I am trying to perform a live search using Ajax,PHP, and MYSQL. The code I have is working. However, the main problem is I can't redirect the user to their profile page once I found the user within the database. I checked the console.log and it has a link to the their profile page.

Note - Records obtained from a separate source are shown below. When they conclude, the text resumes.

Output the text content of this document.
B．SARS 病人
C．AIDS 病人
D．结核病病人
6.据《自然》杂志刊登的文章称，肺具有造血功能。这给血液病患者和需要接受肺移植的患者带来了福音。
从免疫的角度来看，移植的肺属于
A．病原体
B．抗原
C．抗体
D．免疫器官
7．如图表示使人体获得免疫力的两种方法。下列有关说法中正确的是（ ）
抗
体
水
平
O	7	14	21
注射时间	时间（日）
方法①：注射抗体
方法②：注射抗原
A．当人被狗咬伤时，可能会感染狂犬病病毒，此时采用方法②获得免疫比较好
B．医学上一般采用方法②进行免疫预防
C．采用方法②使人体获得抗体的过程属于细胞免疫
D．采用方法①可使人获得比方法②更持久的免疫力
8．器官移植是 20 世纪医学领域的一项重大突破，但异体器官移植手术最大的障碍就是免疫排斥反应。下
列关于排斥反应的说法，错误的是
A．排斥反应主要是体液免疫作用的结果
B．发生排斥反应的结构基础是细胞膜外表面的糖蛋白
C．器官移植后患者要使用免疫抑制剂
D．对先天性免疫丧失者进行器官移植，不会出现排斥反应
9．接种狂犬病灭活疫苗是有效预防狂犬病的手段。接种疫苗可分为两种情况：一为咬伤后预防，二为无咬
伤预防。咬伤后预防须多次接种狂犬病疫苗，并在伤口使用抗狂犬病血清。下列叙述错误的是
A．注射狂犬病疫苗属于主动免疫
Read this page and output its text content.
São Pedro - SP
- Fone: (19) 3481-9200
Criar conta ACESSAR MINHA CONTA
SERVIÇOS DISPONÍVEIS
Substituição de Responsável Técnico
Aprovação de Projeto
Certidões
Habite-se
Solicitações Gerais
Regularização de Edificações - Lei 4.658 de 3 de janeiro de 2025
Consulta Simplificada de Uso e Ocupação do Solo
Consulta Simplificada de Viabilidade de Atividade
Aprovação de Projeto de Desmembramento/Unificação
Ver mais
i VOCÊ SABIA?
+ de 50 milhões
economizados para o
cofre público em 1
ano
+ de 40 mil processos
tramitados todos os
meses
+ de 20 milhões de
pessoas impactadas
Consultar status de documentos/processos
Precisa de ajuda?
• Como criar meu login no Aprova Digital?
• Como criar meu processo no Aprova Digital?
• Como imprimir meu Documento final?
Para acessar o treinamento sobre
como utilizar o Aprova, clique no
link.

This is the results
https://imgur.com/a/I8tXMvH
HTML
<div class="inner-addon left-addon">
<input class="form-control" type ="text" id ="search" placeholder="Search for employees..." onkeyup="search(this.value)">
<div id ="results"></div>
</div
Ajax Code
function search(value) {
if(value.length == 0)
{
$("#results").html("");
} else {
$.post("employees.php", {search:value}, function(data){
$("#results").html(data);
});
}
}
PHP Code
$search = $_POST['search'];
$query =" SELECT * FROM employees WHERE firstName LIKE '%$search%' OR lastName LIKE '%$search%'";
$query = mysqli_query($connect,$query);
while($row= mysqli_fetch_array($query)){
echo "<div>";
echo $row['firstName']." ".$row['lastName'];
echo "<a href='profile.php?userId=" . $row["id"] . "'>";
echo "</div>";
}
User Profile code
<?php
$userId = ($_GET['userId']);
$query = "SELECT firstName, lastName, middleName, gender, ssn, dob, organization, department, iden, position, salary,health, dental,vision, addressOne, addressTwo, apt, city, _state, zipcode, phone, email FROM employees WHERE id = {$userId}";
$results = mysqli_query($connect, $query);
while($row = mysqli_fetch_array($results)) {
$firstName = $row['firstName'];
$lasttName = $row['lastName'];
$middletName = $row['middleName'];
$gender = $row['gender'];
?>
What I have tried:
I have tried everything and I just can't figure it out.